Breaking Rayleigh’s Law with Spatially Correlated Disorder to Control Phonon Transport

Controlling thermal transport in insulators and semiconductors is crucial for many technological fields such as thermoelectrics and thermal insulation, for which a low thermal conductivity ($\kappa$) is desirable. A major obstacle for realizing low $\kappa$ materials is Rayleigh’s law, which implies that acoustic phonons, which carry most of the heat, are insensitive to scattering by point defects at low energy. We demonstrate, with large scale simulations on tens of millions of atoms, that isotropic long-range spatial correlations in the defect distribution can dramatically reduce phonon lifetimes of important low-frequency heat-carrying modes, leading to a large reduction of $\kappa$—potentially an order of magnitude at room temperature. We propose a general and quantitative framework for controlling thermal transport in complex functional materials through structural spatial correlations, and we establish the optimal functional form of spatial correlations that minimize $\kappa$. We end by briefly discussing experimental realizations of various correlated structures.

Figure 1

The ${\omega }^4$ Rayleigh’s law for phonon-disorder inverse lifetimes. Inset: low-$\omega$ phonons are insensitive to randomly distributed point defects, contrary to high-$\omega$ phonons.

Figure 2

Top: 2D cuts of the mass distribution in supercells of size $200\times 200\times 200$ atoms (each pixel representing an atom) with several power-law decaying correlations $C(\mathit{r})\propto 1/r^{\alpha }$ with $\alpha =\infty$ (uncorrelated) and $\alpha =2$, 1, and 0.5. The color scale denotes the discrete relative difference from the average mass, with five atomic species present in the supercell.
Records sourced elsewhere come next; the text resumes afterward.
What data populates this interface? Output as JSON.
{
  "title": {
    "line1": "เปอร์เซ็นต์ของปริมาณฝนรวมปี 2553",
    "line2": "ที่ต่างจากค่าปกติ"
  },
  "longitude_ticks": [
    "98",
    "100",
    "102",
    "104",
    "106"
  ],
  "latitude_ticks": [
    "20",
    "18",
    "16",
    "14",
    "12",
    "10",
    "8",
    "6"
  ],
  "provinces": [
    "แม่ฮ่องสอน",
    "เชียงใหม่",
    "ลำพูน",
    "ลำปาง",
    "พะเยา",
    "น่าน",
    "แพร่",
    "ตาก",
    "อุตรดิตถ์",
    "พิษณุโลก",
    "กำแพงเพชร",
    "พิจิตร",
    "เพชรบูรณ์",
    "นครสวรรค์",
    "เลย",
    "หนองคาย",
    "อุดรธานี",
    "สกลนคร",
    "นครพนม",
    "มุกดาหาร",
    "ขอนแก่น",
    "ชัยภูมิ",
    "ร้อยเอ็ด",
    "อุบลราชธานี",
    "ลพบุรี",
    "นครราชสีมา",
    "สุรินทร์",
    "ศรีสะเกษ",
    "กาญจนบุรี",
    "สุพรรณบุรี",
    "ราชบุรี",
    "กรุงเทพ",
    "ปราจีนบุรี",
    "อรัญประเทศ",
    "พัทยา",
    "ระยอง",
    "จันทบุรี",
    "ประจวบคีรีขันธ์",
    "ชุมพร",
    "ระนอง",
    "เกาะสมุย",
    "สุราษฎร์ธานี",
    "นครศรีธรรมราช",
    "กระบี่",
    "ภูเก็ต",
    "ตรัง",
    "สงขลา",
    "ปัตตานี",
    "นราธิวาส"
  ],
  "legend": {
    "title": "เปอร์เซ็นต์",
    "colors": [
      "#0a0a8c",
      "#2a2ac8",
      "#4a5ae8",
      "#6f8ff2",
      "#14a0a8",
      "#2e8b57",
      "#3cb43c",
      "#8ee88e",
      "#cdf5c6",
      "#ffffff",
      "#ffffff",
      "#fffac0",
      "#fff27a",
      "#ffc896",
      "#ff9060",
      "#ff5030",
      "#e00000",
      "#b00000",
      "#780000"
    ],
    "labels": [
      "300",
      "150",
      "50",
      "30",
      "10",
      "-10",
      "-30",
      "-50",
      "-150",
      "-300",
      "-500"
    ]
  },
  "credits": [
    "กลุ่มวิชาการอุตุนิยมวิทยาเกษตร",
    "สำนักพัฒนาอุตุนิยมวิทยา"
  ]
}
Bottom: the phonon spectral function $A(\mathit{k},\omega )$ calculated by the CPGF method, together with the VCA dispersion (dashed blue line).

Figure 3

Phonon-disorder inverse lifetimes extracted from the width of the CPGF-calculated spectral peaks for several power-law decaying correlations.

Figure 4

The thermal conductivities for several power-law decaying correlations evaluated through Green-Kubo CPGF calculations above 10 rad THz, with second-order perturbation theory below 10 rad THz (dots) and through perturbation theory only (dashed lines).